393 When, looking back, thou seest, in clearer view
394 Than any liveliest sight of yesterday,
395 That summer, under whose indulgent skies,
396 Upon smooth Quantock's airy ridge we roved
397 Unchecked, or loitered 'mid her sylvan combs,
398 Thou in bewitching words, with happy heart,
399 Didst chaunt the vision of that Ancient Man,
400 The bright-eyed Mariner, and rueful woes
401 Didst utter of the Lady Christabel;
402 And I, associate with such labour, steeped
403 In soft forgetfulness the livelong hours,
404 Murmuring of him who, joyous hap, was found,
[Page 370 ]
405 After the perils of his moonlight ride,
406 Near the loud waterfall; or her who sate
407 In misery near the miserable Thorn;
408 When thou dost to that summer turn thy thoughts,
409 And hast before thee all which then we were,
410 To thee, in memory of that happiness,
411 It will be known, by thee at least, my Friend!
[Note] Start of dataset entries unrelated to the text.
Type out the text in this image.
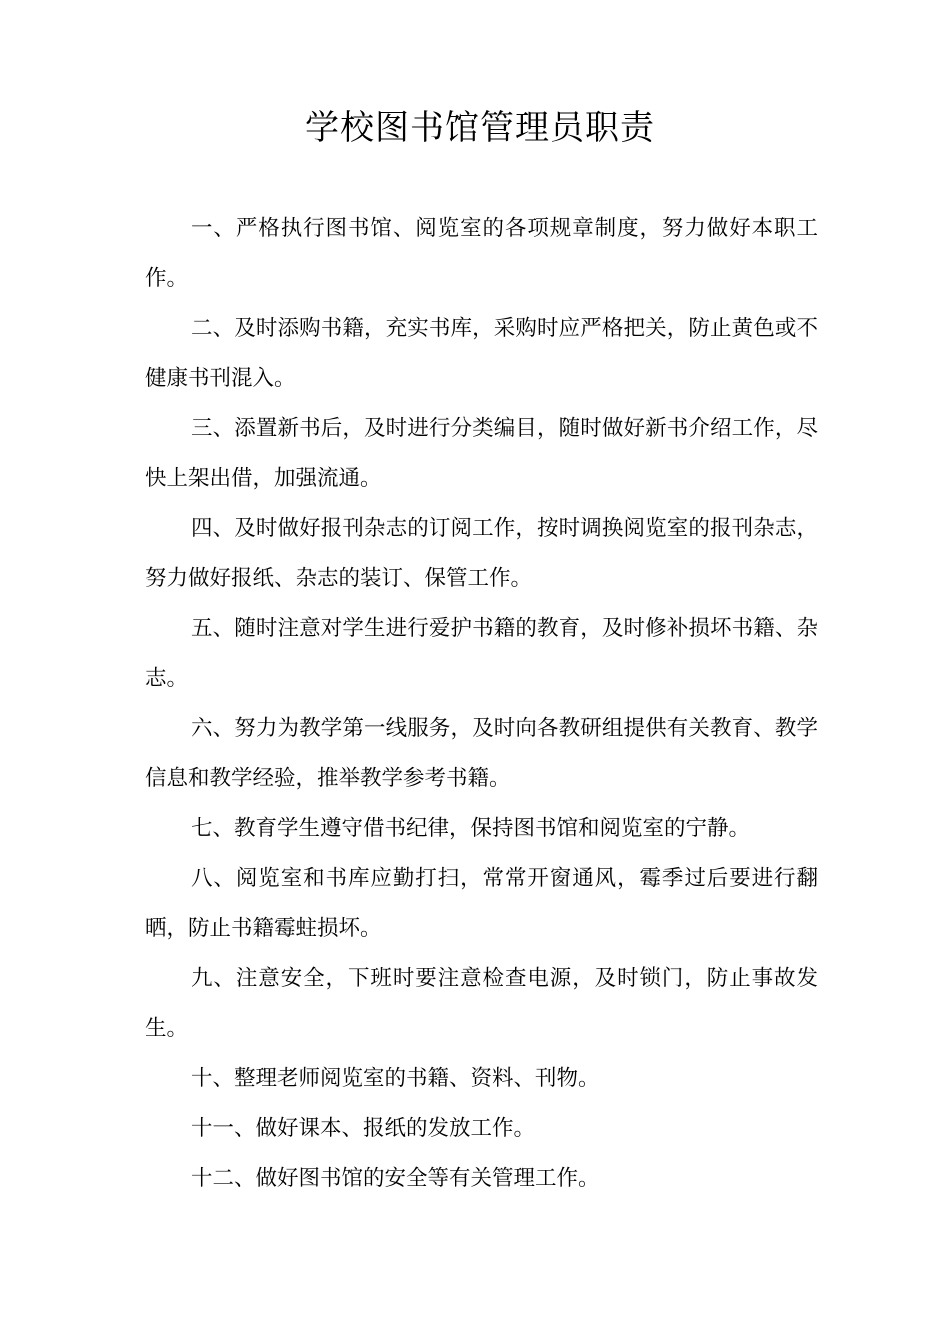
学校图书馆管理员职责

一、严格执行图书馆、阅览室的各项规章制度，努力做好本职工作。

二、及时添购书籍，充实书库，采购时应严格把关，防止黄色或不健康书刊混入。

三、添置新书后，及时进行分类编目，随时做好新书介绍工作，尽快上架出借，加强流通。

四、及时做好报刊杂志的订阅工作，按时调换阅览室的报刊杂志，努力做好报纸、杂志的装订、保管工作。

五、随时注意对学生进行爱护书籍的教育，及时修补损坏书籍、杂志。

六、努力为教学第一线服务，及时向各教研组提供有关教育、教学信息和教学经验，推举教学参考书籍。

七、教育学生遵守借书纪律，保持图书馆和阅览室的宁静。

八、阅览室和书库应勤打扫，常常开窗通风，霉季过后要进行翻晒，防止书籍霉蛀损坏。

九、注意安全，下班时要注意检查电源，及时锁门，防止事故发生。

十、整理老师阅览室的书籍、资料、刊物。

十一、做好课本、报纸的发放工作。

十二、做好图书馆的安全等有关管理工作。
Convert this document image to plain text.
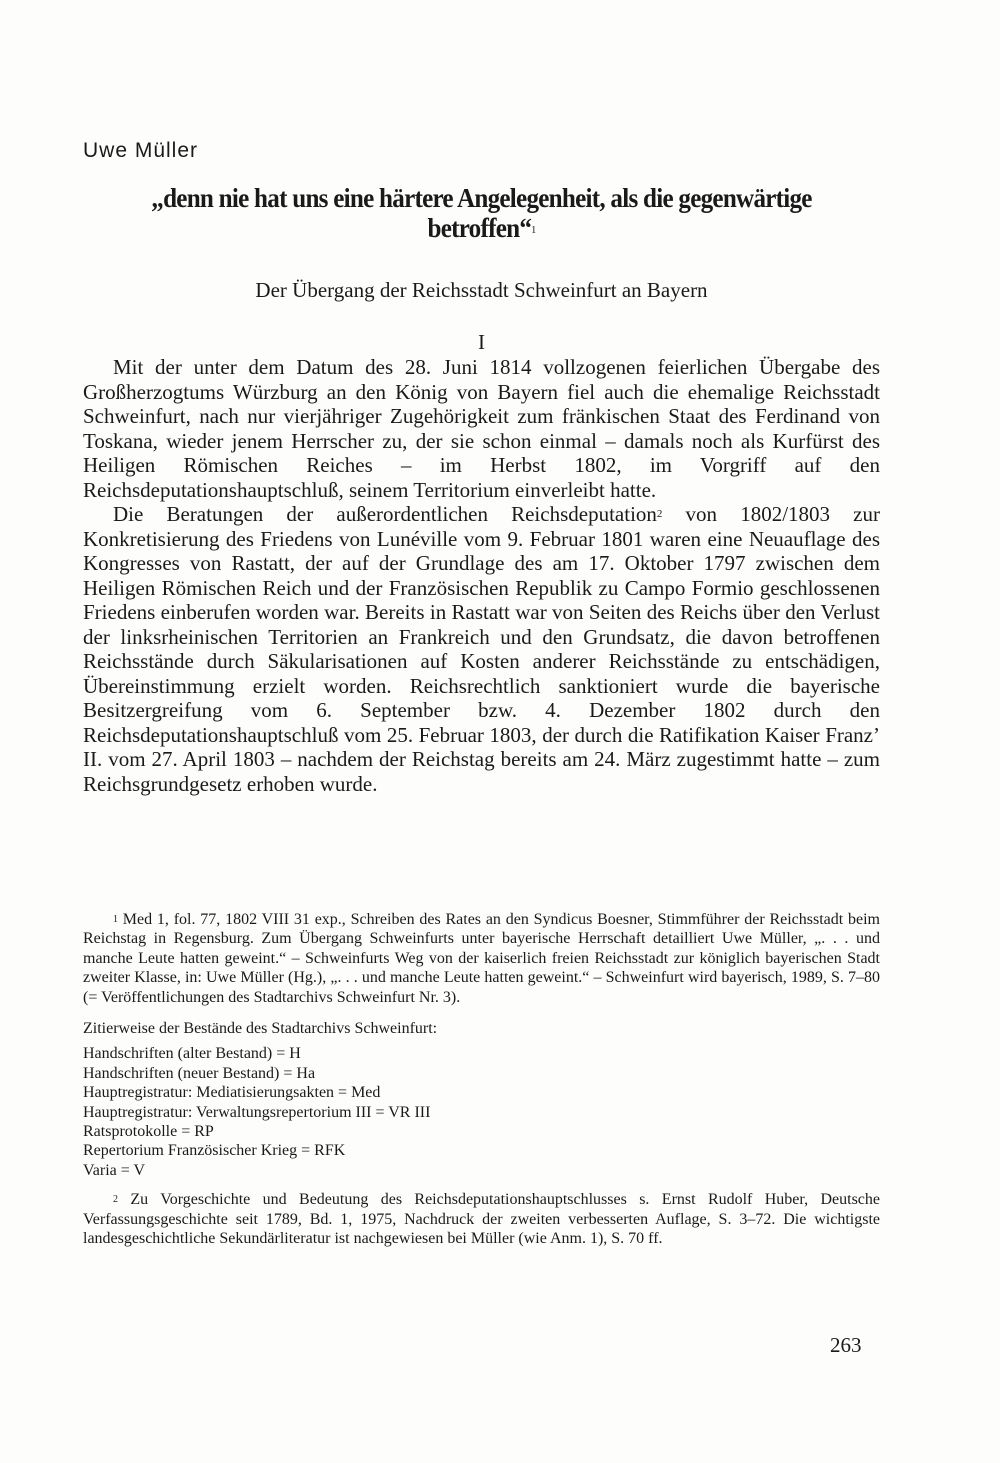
Uwe Müller
„denn nie hat uns eine härtere Angelegenheit, als die gegenwärtige
betroffen“$^1$
Der Übergang der Reichsstadt Schweinfurt an Bayern
I

Mit der unter dem Datum des 28. Juni 1814 vollzogenen feierlichen Übergabe des Großherzogtums Würzburg an den König von Bayern fiel auch die ehemalige Reichsstadt Schweinfurt, nach nur vierjähriger Zugehörigkeit zum fränkischen Staat des Ferdinand von Toskana, wieder jenem Herrscher zu, der sie schon einmal – damals noch als Kurfürst des Heiligen Römischen Reiches – im Herbst 1802, im Vorgriff auf den Reichsdeputationshauptschluß, seinem Territorium einverleibt hatte.

Die Beratungen der außerordentlichen Reichsdeputation$^2$ von 1802/1803 zur Konkretisierung des Friedens von Lunéville vom 9. Februar 1801 waren eine Neuauflage des Kongresses von Rastatt, der auf der Grundlage des am 17. Oktober 1797 zwischen dem Heiligen Römischen Reich und der Französischen Republik zu Campo Formio geschlossenen Friedens einberufen worden war. Bereits in Rastatt war von Seiten des Reichs über den Verlust der linksrheinischen Territorien an Frankreich und den Grundsatz, die davon betroffenen Reichsstände durch Säkularisationen auf Kosten anderer Reichsstände zu entschädigen, Übereinstimmung erzielt worden. Reichsrechtlich sanktioniert wurde die bayerische Besitzergreifung vom 6. September bzw. 4. Dezember 1802 durch den Reichsdeputationshauptschluß vom 25. Februar 1803, der durch die Ratifikation Kaiser Franz’ II. vom 27. April 1803 – nachdem der Reichstag bereits am 24. März zugestimmt hatte – zum Reichsgrundgesetz erhoben wurde.

$^1$ Med 1, fol. 77, 1802 VIII 31 exp., Schreiben des Rates an den Syndicus Boesner, Stimmführer der Reichsstadt beim Reichstag in Regensburg. Zum Übergang Schweinfurts unter bayerische Herrschaft detailliert Uwe Müller, „. . . und manche Leute hatten geweint.“ – Schweinfurts Weg von der kaiserlich freien Reichsstadt zur königlich bayerischen Stadt zweiter Klasse, in: Uwe Müller (Hg.), „. . . und manche Leute hatten geweint.“ – Schweinfurt wird bayerisch, 1989, S. 7–80 (= Veröffentlichungen des Stadtarchivs Schweinfurt Nr. 3).

Zitierweise der Bestände des Stadtarchivs Schweinfurt:

Handschriften (alter Bestand) = H
Handschriften (neuer Bestand) = Ha
Hauptregistratur: Mediatisierungsakten = Med
Hauptregistratur: Verwaltungsrepertorium III = VR III
Ratsprotokolle = RP
Repertorium Französischer Krieg = RFK
Varia = V

$^2$ Zu Vorgeschichte und Bedeutung des Reichsdeputationshauptschlusses s. Ernst Rudolf Huber, Deutsche Verfassungsgeschichte seit 1789, Bd. 1, 1975, Nachdruck der zweiten verbesserten Auflage, S. 3–72. Die wichtigste landesgeschichtliche Sekundärliteratur ist nachgewiesen bei Müller (wie Anm. 1), S. 70 ff.

263
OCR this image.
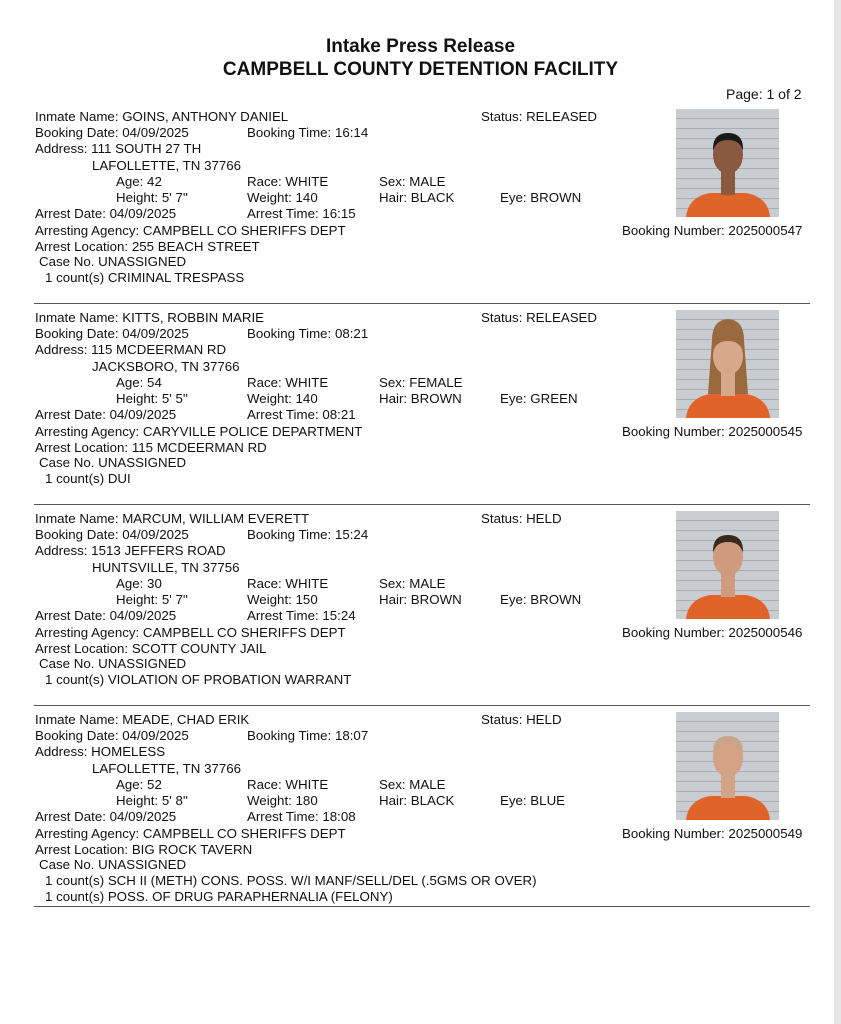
Intake Press Release
CAMPBELL COUNTY DETENTION FACILITY
Page: 1 of 2
Inmate Name: GOINS, ANTHONY DANIEL	Status: RELEASED
Booking Date: 04/09/2025	Booking Time: 16:14
Address: 111 SOUTH 27 TH
LAFOLLETTE, TN 37766
Age: 42	Race: WHITE	Sex: MALE
Height: 5' 7''	Weight: 140	Hair: BLACK	Eye: BROWN
Arrest Date: 04/09/2025	Arrest Time: 16:15
Arresting Agency: CAMPBELL CO SHERIFFS DEPT	Booking Number: 2025000547
Arrest Location: 255 BEACH STREET
Case No. UNASSIGNED
1 count(s) CRIMINAL TRESPASS
Inmate Name: KITTS, ROBBIN MARIE	Status: RELEASED
Booking Date: 04/09/2025	Booking Time: 08:21
Address: 115 MCDEERMAN RD
JACKSBORO, TN 37766
Age: 54	Race: WHITE	Sex: FEMALE
Height: 5' 5''	Weight: 140	Hair: BROWN	Eye: GREEN
Arrest Date: 04/09/2025	Arrest Time: 08:21
Arresting Agency: CARYVILLE POLICE DEPARTMENT	Booking Number: 2025000545
Arrest Location: 115 MCDEERMAN RD
Case No. UNASSIGNED
1 count(s) DUI
Inmate Name: MARCUM, WILLIAM EVERETT	Status: HELD
Booking Date: 04/09/2025	Booking Time: 15:24
Address: 1513 JEFFERS ROAD
HUNTSVILLE, TN 37756
Age: 30	Race: WHITE	Sex: MALE
Height: 5' 7''	Weight: 150	Hair: BROWN	Eye: BROWN
Arrest Date: 04/09/2025	Arrest Time: 15:24
Arresting Agency: CAMPBELL CO SHERIFFS DEPT	Booking Number: 2025000546
Arrest Location: SCOTT COUNTY JAIL
Case No. UNASSIGNED
1 count(s) VIOLATION OF PROBATION WARRANT
Inmate Name: MEADE, CHAD ERIK	Status: HELD
Booking Date: 04/09/2025	Booking Time: 18:07
Address: HOMELESS
LAFOLLETTE, TN 37766
Age: 52	Race: WHITE	Sex: MALE
Height: 5' 8''	Weight: 180	Hair: BLACK	Eye: BLUE
Arrest Date: 04/09/2025	Arrest Time: 18:08
Arresting Agency: CAMPBELL CO SHERIFFS DEPT	Booking Number: 2025000549
Arrest Location: BIG ROCK TAVERN
Case No. UNASSIGNED
1 count(s) SCH II (METH) CONS. POSS. W/I MANF/SELL/DEL (.5GMS OR OVER)
1 count(s) POSS. OF DRUG PARAPHERNALIA (FELONY)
412 Felt, that the history of a Poet's mind
413 Is labour not unworthy of regard:
414 To thee the work shall justify itself.
415 The last and later portions of this gift
416 Have been prepared, not with the buoyant spirits
417 That were our daily portion when we first
418 Together wantoned in wild Poesy,
419 But, under pressure of a private grief,
420 Keen and enduring, which the mind and heart,
421 That in this meditative history
422 Have been laid open, needs must make me feel
423 More deeply, yet enable me to bear
424 More firmly; and a comfort now hath risen
425 From hope that thou art near, and wilt be soon
426 Restored to us in renovated health;
427 When, after the first mingling of our tears,
[Page 371 ]
428 'Mong other consolations, we may draw
429 Some pleasure from this offering of my love.
430 Oh! yet a few short years of useful life,
431 And all will be complete, thy race be run,
432 Thy monument of glory will be raised;
433 Then, though (too weak to tread the ways of truth)
434 This age fall back to old idolatry,
435 Though men return to servitude as fast
436 As the tide ebbs, to ignominy and shame
437 By nations sink together, we shall still
438 Find solace---knowing what we have learnt to know,
439 Rich in true happiness if allowed to be
440 Faithful alike in forwarding a day
441 Of firmer trust, joint labourers in the work
442 (Should Providence such grace to us vouchsafe)
443 Of their deliverance, surely yet to come.
444 Prophets of Nature, we to them will speak
445 A lasting inspiration, sanctified
446 By reason, blest by faith: what we have loved,
447 Others will love, and we will teach them how;
448 Instruct them how the mind of man becomes
449 A thousand times more beautiful than the earth
450 On which he dwells, above this frame of things
[Page 372 ]
451 (Which, 'mid all revolution in the hopes
452 And fears of men, doth still remain unchanged)
453 In beauty exalted, as it is itself
454 Of quality and fabric more divine.